A mist of confusion crossed Elizabeth Harmony’s face. “Never mind, the detectives and the technicians will sort that out.” She leaned closer to Oumaloff to deliver herself of a confidential whisper, “The student they have arrested—I forget his name—is under suspicion also for the murder of my predecessor, Rodney Somerfest.”

Oumaloff said, “Because of tomorrow’s schedule, we will be pressed for time.”

“Bring him to my office first thing. We will have coffee,” Liz offered. “Eight o’clock. I will arrange—although the woman they sent, if she understands how to serve coffee properly, I will be astounded. She strikes me as a person who has been brought up in the culture of mugs.” Her facial expression was all at the same time tragic, annoyed, self-congratulatory, and trivial.

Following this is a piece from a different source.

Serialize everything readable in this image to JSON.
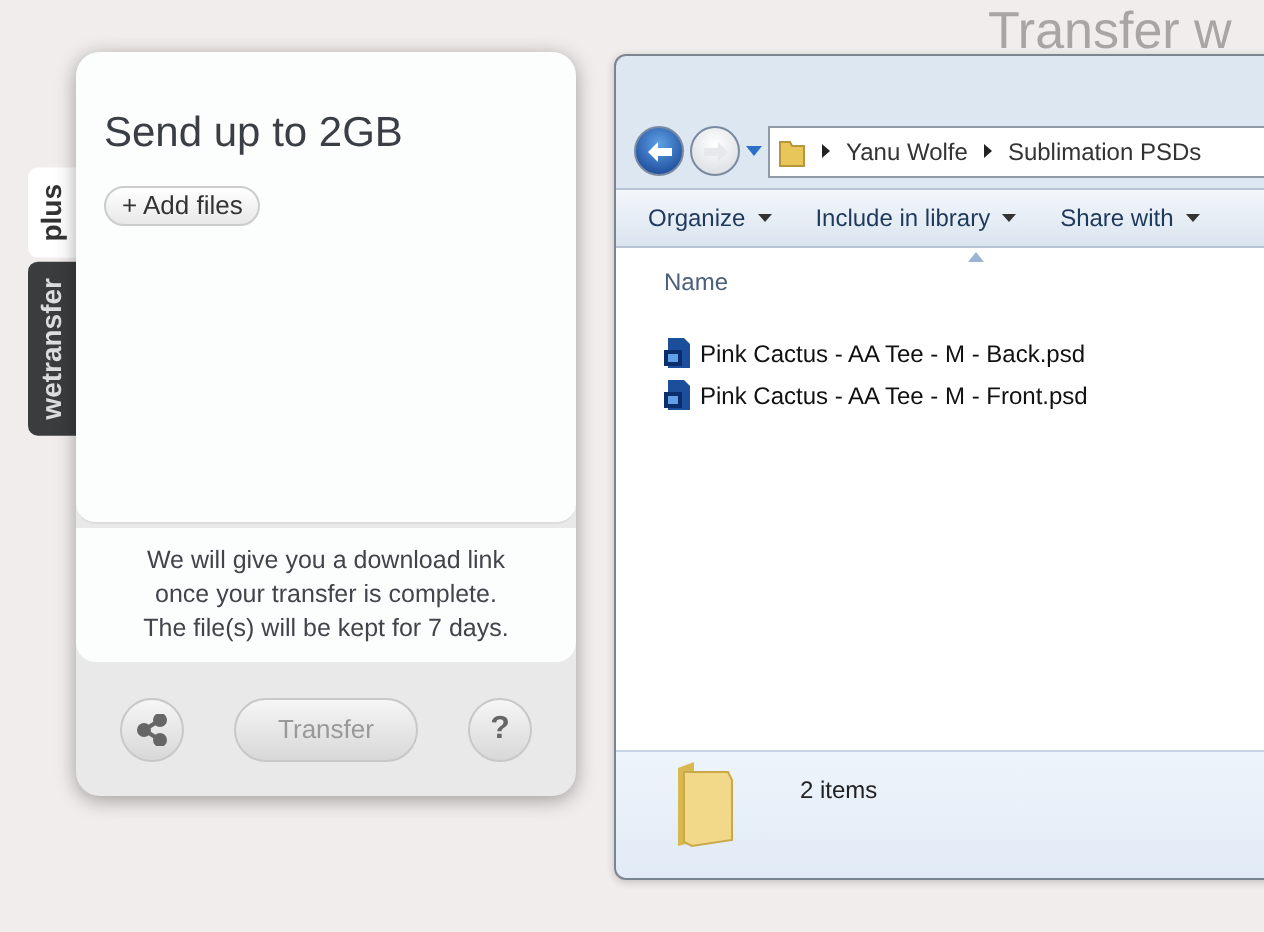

“I must see to my guest,” Oumaloff boasted. He stood, checked the emptiness of his goblet, and held out his hand to Liz Harmony. “I did warn you, Liz. For whatever reason, this man Taylor is determined to make trouble. As if the academy did not have trouble enough already. I told you, and as you have seen, he is starting rumors about this entity he is calling the Stillton Realty Trust.

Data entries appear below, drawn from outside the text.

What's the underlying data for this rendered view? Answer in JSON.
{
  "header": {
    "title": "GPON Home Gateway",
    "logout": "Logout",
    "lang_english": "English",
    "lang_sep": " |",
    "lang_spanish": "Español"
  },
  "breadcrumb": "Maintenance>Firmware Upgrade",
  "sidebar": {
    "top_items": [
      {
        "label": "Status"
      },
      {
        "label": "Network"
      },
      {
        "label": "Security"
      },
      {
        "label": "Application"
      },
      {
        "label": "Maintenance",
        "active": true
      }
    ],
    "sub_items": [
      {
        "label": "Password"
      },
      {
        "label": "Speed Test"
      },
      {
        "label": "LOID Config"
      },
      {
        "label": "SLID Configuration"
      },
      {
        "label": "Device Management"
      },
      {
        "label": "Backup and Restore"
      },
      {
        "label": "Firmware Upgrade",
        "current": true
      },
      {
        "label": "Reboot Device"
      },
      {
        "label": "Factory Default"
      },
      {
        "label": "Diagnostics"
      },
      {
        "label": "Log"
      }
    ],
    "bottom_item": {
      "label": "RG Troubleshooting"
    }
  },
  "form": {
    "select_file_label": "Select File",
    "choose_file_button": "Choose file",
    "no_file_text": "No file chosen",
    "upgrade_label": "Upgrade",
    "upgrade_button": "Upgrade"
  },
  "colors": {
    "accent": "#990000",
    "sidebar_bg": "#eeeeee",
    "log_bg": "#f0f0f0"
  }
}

“Since he palpably knows nothing of art—I have myself tested him—what is his game? Real estate? He stays at the Stillton Inn and demands information concerning Lillian Krasic! Is this not a trend?

“We have had our differences, Elizabeth, and no doubt we will continue to have them. Honorable opposition. All in the nature of things. No hard feelings. I will warn you again, and in his presence—do not put faith in this man.”

Phil Oumaloff’s exit was not attended by the applause he heard in his head.

When the door of the presidential manse had closed behind the aggrieved emeritus, Fred grimaced and confided, “That man’s seven kinds of fool, but he got it right that time. Do not put your faith in this man.”